Yesterday was one of the most encouraging days in a long time for people who revere life.
In Florida, the Legislature, reacting to grass-roots pressure not only from residents of the state but from around the nation, quickly passed “Terri’s Law,” legislation empowering Gov. Jeb Bush to take action in restoring water and food to Terri Schindler-Schiavo.
A court order, requested by her estranged husband, had prompted doctors to remove a feeding tube from the mentally impaired woman.
Jeb Bush claimed he was powerless to act, so the Legislature specifically authorized him to do so.
In effect, Florida’s politicians got some backbone because the people led them.
At the same time, the U.S. Senate, following the lead of the House of Representatives, approved a law prohibiting partial-birth abortion. This was the second time Congress had so acted. But the last time, the bill was vetoed by Bill Clinton, a political captive of the abortion industry.

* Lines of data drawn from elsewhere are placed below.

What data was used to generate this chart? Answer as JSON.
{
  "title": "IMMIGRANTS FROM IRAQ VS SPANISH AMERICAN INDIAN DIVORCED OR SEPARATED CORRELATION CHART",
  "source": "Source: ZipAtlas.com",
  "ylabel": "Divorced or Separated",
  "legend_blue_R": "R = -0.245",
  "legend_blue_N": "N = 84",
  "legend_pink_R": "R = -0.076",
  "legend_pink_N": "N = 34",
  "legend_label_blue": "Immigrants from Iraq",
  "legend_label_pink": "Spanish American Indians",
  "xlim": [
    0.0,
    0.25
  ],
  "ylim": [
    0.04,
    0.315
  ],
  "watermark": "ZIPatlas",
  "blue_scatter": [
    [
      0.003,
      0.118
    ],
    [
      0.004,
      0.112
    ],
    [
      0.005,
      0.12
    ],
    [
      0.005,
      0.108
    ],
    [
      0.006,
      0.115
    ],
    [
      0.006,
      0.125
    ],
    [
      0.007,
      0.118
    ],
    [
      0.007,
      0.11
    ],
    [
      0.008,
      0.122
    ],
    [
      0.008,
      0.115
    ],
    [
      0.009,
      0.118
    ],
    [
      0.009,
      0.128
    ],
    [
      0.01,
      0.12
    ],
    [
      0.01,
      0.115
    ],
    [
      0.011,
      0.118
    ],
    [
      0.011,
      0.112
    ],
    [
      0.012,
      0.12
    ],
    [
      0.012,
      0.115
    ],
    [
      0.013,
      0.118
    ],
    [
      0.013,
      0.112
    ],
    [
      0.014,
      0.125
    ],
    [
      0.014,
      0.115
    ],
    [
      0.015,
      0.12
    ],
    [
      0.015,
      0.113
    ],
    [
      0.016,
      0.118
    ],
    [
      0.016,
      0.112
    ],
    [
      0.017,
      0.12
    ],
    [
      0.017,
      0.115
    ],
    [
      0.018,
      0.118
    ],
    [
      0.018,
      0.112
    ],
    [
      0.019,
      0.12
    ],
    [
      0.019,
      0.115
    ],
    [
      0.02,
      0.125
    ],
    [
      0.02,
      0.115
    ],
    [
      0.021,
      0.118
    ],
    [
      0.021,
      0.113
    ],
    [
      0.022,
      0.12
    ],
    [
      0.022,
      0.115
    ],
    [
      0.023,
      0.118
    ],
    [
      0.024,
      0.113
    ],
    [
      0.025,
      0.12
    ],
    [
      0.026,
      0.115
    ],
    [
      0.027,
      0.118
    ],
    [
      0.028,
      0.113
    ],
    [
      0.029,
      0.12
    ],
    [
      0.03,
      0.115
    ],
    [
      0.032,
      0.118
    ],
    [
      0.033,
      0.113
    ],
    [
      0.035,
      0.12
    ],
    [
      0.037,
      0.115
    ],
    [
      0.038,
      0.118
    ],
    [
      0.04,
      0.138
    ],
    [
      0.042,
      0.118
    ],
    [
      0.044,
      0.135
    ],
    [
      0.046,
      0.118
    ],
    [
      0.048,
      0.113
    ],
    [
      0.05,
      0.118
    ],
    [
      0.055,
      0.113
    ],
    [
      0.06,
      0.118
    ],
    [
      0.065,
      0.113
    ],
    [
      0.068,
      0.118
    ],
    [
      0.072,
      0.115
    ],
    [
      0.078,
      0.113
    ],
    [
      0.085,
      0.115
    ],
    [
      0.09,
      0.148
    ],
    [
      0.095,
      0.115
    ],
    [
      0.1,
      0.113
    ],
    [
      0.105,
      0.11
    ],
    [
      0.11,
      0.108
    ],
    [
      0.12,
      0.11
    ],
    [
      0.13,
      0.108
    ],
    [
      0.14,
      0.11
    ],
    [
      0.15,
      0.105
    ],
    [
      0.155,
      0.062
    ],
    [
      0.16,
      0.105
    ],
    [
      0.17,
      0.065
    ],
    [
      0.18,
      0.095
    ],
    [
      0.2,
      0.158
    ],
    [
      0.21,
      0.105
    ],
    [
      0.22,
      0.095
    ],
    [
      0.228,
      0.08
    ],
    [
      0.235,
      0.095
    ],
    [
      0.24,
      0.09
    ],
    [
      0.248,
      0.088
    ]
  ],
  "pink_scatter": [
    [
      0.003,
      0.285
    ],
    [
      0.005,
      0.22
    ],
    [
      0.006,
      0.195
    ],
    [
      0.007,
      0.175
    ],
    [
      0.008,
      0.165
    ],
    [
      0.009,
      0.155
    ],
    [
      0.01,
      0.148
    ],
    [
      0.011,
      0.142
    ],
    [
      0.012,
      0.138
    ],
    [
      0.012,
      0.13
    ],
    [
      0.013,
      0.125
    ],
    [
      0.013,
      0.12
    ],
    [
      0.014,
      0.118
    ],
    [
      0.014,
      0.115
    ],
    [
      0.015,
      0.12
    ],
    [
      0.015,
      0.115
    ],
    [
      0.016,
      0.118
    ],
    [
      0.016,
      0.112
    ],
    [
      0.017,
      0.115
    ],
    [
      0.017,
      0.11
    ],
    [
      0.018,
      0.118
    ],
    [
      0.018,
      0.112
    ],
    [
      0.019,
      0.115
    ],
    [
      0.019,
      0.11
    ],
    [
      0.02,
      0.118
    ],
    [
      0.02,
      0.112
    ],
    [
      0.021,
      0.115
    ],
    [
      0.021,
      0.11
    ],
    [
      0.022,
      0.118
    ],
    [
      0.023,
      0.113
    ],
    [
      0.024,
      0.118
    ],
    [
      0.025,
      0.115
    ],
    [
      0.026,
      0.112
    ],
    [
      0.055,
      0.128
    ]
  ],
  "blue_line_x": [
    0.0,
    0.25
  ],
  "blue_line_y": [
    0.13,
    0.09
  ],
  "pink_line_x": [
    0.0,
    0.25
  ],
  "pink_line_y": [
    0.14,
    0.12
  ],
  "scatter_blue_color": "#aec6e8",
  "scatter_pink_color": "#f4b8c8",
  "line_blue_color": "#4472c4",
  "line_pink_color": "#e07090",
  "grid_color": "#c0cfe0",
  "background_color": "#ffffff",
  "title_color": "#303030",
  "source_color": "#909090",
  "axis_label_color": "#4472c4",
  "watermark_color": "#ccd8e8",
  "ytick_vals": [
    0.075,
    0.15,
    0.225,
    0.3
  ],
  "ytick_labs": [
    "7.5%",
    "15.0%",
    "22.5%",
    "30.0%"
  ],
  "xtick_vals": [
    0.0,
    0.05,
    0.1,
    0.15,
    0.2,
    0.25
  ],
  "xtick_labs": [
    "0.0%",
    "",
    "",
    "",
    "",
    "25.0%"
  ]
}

There was much groaning and gnashing of teeth among the Planned Parenthood crowd in the Senate.
“This is indeed a historic day,” said Sen. Barbara Boxer, D-Calif., a fanatical abortion proponent, “because for the first time in history Congress is banning a medical procedure that is considered medically necessary by physicians.”
Boxer is probably thinking of physician Josef Mengele. No other physicians make such a claim. The bill passed easily with bipartisan support, 64-34. It passed in the House, 281-142, three weeks ago.
President Bush had urged Congress to pass the ban, which Republicans had pursued since the GOP captured the House in 1995, and the president had said he would sign it into law.
But opponents said the first federal ban on abortion since the Supreme Court’s 1973 Roe v. Wade decision was unconstitutional and, like similar state laws, would be struck down.
If it is, the Supreme Court that strikes it down should be impeached. If the court finds in the Constitution a place that suggests pre-born babies should be stabbed in the head with scissors, their brains sucked out while their bodies are partially delivered from the womb, the justices will reach a new low in judicial activism.
Could Oct. 21, 2003, represent a turning point for the movement that holds life sacred?
It could be.
But these two victories represent baby steps in what remains a long march to restore justice and morality in America.
Nevertheless, it’s cause for celebration. The pro-life movement hasn’t had much to celebrate in many years. Yesterday brought two victories – one for unborn babies and the other for handicapped adults.
Finally, it appears there will be at least minimal legal protections for the unborn – keeping them from one hideous form of cruel and unusual punishment of a kind that would never be permitted in America on criminals or animals but which has been used to snuff out the lives of thousands of innocent babies.
Secondly, another form of cruel and unusual punishment – starvation and dehydration – was halted against an innocent young woman whose only “crime” was becoming mysteriously disabled 13 years ago. Again, no animal would be put to death in America by starvation or dehydration. No mass murderer would be punished in such a way. But the courts were ready, willing and able to do it to Terri Schindler-Schiavo.